Two years later, I woke up swollen again. Back to dental I went—different dentist, different hygienist. This dentist told me the root canal had failed and the tooth really needed to come out. He told me, compassionately, that even if I were home it would have to be extracted. He also mentioned that the previous dentist had written in my notes that I was not to be given antibiotics if the condition reappeared.

I casually told him I hadn’t gone to dental school, but I was pretty sure antibiotics were kind of the thing you do before an extraction in a case like this—regardless of how angry the last dentist was.

He assured me I would be given antibiotics. And I scheduled the extraction.
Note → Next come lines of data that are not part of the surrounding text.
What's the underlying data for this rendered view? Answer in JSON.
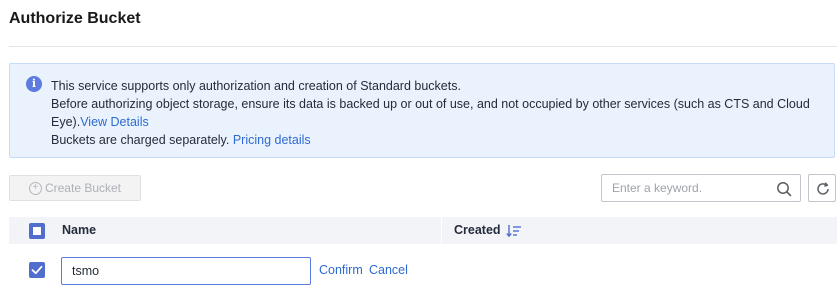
{
  "page": {
    "title": "Authorize Bucket"
  },
  "info": {
    "line1": "This service supports only authorization and creation of Standard buckets.",
    "line2": "Before authorizing object storage, ensure its data is backed up or out of use, and not occupied by other services (such as CTS and Cloud Eye).",
    "view_details": "View Details",
    "line3": "Buckets are charged separately. ",
    "pricing_details": "Pricing details"
  },
  "toolbar": {
    "create_label": "Create Bucket",
    "search_placeholder": "Enter a keyword."
  },
  "table": {
    "columns": [
      "Name",
      "Created"
    ],
    "rows": [
      {
        "name_value": "tsmo",
        "selected": true,
        "confirm": "Confirm",
        "cancel": "Cancel"
      }
    ]
  },
  "colors": {
    "accent": "#526ecc",
    "link": "#2e6ad1",
    "info_bg": "#eaf3fd"
  },
  "icons": [
    "info-icon",
    "plus-circle-icon",
    "search-icon",
    "refresh-icon",
    "sort-icon",
    "check-icon"
  ]
}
It took place the next week. No one likes having a tooth pulled. But I couldn’t shake the feeling that if I were home, I’d have options. And I really didn’t want to lose a tooth—even a back tooth that wasn’t noticeable. Maybe I was being dramatic, but that’s how it felt. The dentist numbed the area and went to work. The tooth didn’t come out easily.

I joked to my friends later that we were like lovers being separated by war. Ridiculous, yes—but it was the closest comparison my brain could grab in the moment. I felt weirdly violated. Defeated. And suddenly… without a tooth.

Two years before I went home, and maybe a year after the tooth was pulled, I broke a tooth—bottom row, not in the very front, but definitely noticeable. It broke in a way where a large displaced piece was floating between the break and the next tooth. I went to dental, and the dentist (again, a different dentist) told me there was nothing he could do. I wasn’t in pain, so he wouldn’t pull it.

I asked if he could remove the floating piece. He said no. I asked if he could at least file the jagged edges. Again, no. It took weeks for the piece to fall out. And I’m not sure if I just got used to the jagged edges, or if they smoothed out over time. It made me wonder if this was retaliation for not getting the tooth pulled years ago.  What was written in my chart? 

Once home, I made an appointment with a dentist I’d never met before. He spoke so kindly to me that I started to cry. I know dentists in the free world are usually really nice—but it had been so long, and I didn’t really trust him at first. Then came the sincerity. The kindness. Maybe he was just very good at chair-side manner, but I cried anyway. I was a wreck. He was the dental equivalent of my knight in shining armor.

I’m sure he’s used to patients being stressed about dental visits, and I didn’t want to trauma dump on him.

Also, he told me the broken tooth could be saved.

It looked so awful I never dreamed it could be saved. But with a root canal and a crown, I got my old smile back.

I don’t want to vilify prison dentists. Prisoners can be disagreeable, to say the least. And when medical professionals start acting hard, it’s usually shaped behavior—too many patients with horrible attitudes, too many threats, too much disrespect, and eventually the staff lose their patience… and sometimes a bit of their humanity. The result is brutal if you’re on the wrong side of the fence.

Today I’m grateful that the State of Michigan only took ten years and one tooth for my crime—because prison has a way of collecting its “payment” in places you never expected.